Even though he struggles to tear his lips from mine, Tyler pulls away, and he drops his hands to my waist and gently pushes me back a step. “Does Snake know?”
“Don’t think so,” I say, shaking my head once. Slowly, a smile fueled by nervous excitement grows on my lips as I reach for one of Tyler’s hands. I remove it from my waist and twist my fingers around his. “Is he back yet? We should tell him. C’mon, can we tell him?”
Tyler lets out a laugh, throwing his head back at the same time as he pulls my body against his. “If only you were this enthusiastic about breaking the news to your dad,” he murmurs, smirking as he reaches for the door with his free hand.
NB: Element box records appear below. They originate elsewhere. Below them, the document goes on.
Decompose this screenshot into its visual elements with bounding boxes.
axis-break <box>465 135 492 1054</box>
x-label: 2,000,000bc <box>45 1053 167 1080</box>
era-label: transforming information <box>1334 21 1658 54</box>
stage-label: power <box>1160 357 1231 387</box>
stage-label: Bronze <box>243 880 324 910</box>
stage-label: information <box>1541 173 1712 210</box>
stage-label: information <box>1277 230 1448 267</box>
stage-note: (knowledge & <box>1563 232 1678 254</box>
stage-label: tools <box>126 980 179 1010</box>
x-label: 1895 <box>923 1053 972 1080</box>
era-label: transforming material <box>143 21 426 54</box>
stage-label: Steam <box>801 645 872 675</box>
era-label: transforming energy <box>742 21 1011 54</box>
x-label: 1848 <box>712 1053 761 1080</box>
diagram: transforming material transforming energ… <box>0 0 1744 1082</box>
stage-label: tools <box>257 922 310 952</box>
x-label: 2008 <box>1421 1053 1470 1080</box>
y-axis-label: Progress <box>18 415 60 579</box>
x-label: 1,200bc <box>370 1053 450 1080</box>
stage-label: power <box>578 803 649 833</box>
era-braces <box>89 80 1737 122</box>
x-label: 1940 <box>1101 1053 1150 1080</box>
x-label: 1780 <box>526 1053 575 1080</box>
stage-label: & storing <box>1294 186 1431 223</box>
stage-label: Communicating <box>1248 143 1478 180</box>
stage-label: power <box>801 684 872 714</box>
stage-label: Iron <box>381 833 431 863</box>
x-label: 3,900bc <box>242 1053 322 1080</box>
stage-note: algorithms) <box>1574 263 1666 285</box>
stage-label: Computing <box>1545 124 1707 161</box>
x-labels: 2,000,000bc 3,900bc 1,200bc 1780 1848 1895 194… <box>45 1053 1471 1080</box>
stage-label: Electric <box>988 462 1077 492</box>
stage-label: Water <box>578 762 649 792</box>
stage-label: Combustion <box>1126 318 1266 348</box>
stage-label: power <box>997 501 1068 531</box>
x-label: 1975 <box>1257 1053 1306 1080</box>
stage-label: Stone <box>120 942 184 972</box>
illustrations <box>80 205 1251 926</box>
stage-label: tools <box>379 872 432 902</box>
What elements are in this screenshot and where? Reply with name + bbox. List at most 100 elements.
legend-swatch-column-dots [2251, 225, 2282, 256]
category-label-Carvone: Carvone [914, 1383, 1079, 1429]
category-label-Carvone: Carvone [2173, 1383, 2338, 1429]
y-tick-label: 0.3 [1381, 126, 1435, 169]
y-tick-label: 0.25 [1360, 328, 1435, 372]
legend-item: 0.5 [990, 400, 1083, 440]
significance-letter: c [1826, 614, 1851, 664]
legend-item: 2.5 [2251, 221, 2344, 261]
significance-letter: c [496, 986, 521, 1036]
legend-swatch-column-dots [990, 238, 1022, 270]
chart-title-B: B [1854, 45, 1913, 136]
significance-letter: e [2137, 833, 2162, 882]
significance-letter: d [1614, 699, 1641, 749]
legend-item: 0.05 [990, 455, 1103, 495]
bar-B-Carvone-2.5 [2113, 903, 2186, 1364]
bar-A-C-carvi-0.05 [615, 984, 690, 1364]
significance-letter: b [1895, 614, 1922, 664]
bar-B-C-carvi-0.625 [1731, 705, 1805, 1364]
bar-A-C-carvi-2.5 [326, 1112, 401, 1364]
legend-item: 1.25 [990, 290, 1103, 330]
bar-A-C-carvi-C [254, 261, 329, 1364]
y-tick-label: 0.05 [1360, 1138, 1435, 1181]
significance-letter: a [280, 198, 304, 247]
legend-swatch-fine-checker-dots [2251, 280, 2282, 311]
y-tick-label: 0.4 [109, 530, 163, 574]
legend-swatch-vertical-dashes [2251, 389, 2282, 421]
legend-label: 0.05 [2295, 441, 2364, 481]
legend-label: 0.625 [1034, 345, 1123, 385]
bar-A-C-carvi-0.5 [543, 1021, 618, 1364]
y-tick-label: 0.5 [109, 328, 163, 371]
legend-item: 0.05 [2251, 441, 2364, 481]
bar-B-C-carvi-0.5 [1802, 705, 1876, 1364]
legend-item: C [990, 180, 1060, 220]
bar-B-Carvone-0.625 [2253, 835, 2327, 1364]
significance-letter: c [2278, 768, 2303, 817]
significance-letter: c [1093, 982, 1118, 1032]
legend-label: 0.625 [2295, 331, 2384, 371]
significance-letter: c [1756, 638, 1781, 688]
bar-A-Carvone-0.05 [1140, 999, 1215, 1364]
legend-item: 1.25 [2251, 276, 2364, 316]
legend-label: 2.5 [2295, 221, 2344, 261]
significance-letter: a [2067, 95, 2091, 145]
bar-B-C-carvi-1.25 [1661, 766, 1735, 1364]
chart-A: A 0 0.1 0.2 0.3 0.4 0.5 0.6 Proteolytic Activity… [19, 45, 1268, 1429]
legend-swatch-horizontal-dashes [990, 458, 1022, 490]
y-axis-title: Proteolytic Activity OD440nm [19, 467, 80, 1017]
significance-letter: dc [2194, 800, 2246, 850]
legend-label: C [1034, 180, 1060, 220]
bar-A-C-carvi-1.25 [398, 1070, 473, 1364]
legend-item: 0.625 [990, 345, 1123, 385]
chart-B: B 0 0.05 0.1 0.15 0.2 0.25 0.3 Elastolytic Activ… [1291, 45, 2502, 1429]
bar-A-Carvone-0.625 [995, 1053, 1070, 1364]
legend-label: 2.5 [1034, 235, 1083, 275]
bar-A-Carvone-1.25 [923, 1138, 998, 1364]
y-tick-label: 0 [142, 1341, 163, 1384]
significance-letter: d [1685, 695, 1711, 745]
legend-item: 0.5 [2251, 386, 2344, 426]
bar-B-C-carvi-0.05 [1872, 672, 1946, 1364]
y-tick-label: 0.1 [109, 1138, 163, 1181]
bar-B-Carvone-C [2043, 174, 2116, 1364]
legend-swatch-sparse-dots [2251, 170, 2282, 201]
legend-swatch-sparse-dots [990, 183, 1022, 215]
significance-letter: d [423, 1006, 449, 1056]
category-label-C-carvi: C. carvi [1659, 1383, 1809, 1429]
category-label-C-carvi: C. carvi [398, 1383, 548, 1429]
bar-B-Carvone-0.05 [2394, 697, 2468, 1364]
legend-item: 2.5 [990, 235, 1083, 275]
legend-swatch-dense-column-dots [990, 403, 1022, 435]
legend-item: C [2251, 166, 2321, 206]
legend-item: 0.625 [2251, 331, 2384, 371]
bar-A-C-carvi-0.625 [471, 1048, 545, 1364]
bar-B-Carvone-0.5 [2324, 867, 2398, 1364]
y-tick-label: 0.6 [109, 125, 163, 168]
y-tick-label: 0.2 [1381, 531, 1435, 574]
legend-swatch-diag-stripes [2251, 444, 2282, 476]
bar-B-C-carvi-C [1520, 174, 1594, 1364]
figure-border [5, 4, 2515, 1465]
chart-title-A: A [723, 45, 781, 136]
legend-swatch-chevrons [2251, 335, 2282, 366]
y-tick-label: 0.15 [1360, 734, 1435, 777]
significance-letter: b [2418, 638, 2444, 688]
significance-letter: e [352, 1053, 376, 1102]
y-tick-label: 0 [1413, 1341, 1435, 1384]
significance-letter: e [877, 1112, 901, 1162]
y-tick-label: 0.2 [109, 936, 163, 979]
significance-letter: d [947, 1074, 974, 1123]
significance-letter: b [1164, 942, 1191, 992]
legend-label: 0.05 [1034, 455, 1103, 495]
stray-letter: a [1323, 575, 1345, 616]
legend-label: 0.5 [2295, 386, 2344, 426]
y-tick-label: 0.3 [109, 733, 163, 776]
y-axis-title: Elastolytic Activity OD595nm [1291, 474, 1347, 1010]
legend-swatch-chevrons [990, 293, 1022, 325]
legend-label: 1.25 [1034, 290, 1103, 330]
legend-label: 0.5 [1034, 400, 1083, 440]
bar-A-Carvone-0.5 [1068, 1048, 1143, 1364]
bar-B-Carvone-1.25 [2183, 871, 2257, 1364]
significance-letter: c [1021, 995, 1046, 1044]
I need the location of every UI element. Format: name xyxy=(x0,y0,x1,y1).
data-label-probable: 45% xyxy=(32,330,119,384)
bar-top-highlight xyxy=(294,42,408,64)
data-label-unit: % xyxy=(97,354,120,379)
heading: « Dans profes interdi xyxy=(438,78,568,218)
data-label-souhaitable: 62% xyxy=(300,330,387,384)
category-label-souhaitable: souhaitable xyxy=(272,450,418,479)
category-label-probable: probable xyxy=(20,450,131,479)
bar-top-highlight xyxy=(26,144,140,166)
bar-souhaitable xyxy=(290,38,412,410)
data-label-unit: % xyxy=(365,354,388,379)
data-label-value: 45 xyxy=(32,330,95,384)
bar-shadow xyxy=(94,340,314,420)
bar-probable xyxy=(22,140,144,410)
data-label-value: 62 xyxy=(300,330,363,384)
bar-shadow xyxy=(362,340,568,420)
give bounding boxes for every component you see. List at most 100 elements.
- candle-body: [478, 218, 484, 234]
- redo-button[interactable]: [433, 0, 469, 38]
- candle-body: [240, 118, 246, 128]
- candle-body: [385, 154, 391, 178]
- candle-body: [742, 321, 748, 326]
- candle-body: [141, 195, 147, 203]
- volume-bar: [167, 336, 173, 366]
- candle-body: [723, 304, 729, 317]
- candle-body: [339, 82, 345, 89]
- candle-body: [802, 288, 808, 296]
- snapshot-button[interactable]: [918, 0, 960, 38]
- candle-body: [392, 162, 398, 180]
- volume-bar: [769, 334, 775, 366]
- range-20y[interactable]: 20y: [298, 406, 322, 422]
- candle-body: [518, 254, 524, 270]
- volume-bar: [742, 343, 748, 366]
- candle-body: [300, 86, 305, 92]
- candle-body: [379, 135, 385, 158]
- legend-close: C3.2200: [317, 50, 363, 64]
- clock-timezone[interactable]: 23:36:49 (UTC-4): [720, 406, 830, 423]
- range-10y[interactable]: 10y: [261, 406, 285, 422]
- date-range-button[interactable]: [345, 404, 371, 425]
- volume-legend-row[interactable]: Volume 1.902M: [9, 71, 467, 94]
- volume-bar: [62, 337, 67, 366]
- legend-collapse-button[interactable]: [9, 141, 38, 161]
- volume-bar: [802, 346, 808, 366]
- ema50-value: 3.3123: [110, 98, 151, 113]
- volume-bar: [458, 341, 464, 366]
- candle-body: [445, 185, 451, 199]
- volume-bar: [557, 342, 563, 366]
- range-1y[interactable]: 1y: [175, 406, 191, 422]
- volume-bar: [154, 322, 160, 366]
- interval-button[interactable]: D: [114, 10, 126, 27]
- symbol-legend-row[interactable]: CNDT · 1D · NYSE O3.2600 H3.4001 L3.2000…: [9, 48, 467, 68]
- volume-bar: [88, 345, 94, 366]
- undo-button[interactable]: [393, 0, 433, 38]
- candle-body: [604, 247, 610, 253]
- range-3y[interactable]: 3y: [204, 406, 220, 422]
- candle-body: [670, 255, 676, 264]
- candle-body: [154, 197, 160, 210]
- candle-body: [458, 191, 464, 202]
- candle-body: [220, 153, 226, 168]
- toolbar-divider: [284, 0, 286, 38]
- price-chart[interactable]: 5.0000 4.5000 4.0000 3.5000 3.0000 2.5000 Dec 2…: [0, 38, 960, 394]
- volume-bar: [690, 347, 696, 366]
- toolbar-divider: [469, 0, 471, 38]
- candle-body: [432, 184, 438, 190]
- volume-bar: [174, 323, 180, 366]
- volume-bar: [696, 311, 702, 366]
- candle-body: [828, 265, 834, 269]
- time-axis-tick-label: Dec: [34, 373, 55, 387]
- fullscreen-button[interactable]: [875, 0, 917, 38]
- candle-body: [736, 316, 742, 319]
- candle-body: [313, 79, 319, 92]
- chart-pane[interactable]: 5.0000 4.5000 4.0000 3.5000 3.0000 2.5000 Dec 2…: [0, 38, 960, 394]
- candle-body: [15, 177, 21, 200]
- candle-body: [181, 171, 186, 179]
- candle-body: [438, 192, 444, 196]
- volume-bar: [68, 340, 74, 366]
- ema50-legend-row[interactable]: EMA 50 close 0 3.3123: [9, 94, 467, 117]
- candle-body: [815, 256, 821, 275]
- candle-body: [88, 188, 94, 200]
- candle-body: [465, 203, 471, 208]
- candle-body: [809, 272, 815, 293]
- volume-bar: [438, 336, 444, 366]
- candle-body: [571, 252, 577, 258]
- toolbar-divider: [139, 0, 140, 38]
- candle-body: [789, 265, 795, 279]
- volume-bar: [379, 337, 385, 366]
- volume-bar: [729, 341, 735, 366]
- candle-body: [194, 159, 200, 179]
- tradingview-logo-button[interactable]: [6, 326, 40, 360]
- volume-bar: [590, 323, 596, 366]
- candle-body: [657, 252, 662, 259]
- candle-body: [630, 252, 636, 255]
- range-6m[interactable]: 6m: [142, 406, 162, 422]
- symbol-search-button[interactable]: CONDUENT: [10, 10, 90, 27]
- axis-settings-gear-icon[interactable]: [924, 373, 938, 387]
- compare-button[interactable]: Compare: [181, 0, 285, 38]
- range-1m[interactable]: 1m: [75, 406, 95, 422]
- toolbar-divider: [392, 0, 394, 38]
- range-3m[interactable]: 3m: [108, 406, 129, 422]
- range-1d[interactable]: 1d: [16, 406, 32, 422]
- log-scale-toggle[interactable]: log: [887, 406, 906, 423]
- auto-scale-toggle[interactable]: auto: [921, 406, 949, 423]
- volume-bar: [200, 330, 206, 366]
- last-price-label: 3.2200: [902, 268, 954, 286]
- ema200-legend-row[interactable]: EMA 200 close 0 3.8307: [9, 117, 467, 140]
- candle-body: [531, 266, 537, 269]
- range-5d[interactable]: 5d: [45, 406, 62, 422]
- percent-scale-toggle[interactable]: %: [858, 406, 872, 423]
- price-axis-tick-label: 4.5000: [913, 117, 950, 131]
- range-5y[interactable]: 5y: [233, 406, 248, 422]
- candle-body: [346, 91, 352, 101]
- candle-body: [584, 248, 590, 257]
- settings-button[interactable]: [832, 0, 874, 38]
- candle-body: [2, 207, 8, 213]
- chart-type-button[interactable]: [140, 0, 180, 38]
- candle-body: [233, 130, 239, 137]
He leads me into the living room, and it’s the first time I’ve left his bedroom in almost five hours. I was too caught up in the video Emily showed me. The on
e that lasts for four hours and twenty-seven minutes.
Speaking of Emily, she’s perched on one of the couches in the living room, surrounded by notebooks and odd scraps of paper that decorate the coffee table. The TV is on, but the volume is low, as though it’s only on in the first place to serve as background noise. She glances up when she hears us shuffling our way across the carpet, and immediately her lips curve up into a smile. “So I take it you two have sorted everything out?”
Tyler doesn’t answer her question, only walks me over to the couch instead. He lifts up our interlocked hands and arches his eyebrows at her. “You know?”
“Yeah.”
“And it doesn’t freak you out?” he asks, just as confused as I was earlier. For two years straight, both of us predicted reactions that were nothing like hers. Tyler drops our hands back down, letting go.
“Nope,” Emily says. She shakes her head and clicks her pen a couple times, expression nonchalant. “Honestly, just do what you guys want to do. Life’s way too short not to.”
Her words make me smile and I wrap my arms around Tyler’s bicep as I squeeze him tight. “La breve vita,” I murmur, glancing up at him. “Life is short.”
Just as he’s about to open his mouth to say something back, there’s some commotion at the door. Some tapping and some fumbling. All three of us glance over, and at first I think it could be Dean trying to ram the door down so that he can kill both Tyler and me, but I breathe a sigh of relief when I hear a key being inserted into the lock. It’s Snake, finally.
The door swings open only moments later and out of habit I let go of Tyler and jump back a step or two. Besides, we haven’t told Snake yet.
“That was one hell of a long lunch date,” Emily throws at him, leaning forward on the couch so that she can see him past Tyler and me. She bites down on the end of the pen in her hand as she wiggles her eyebrows at him, teasing him a little.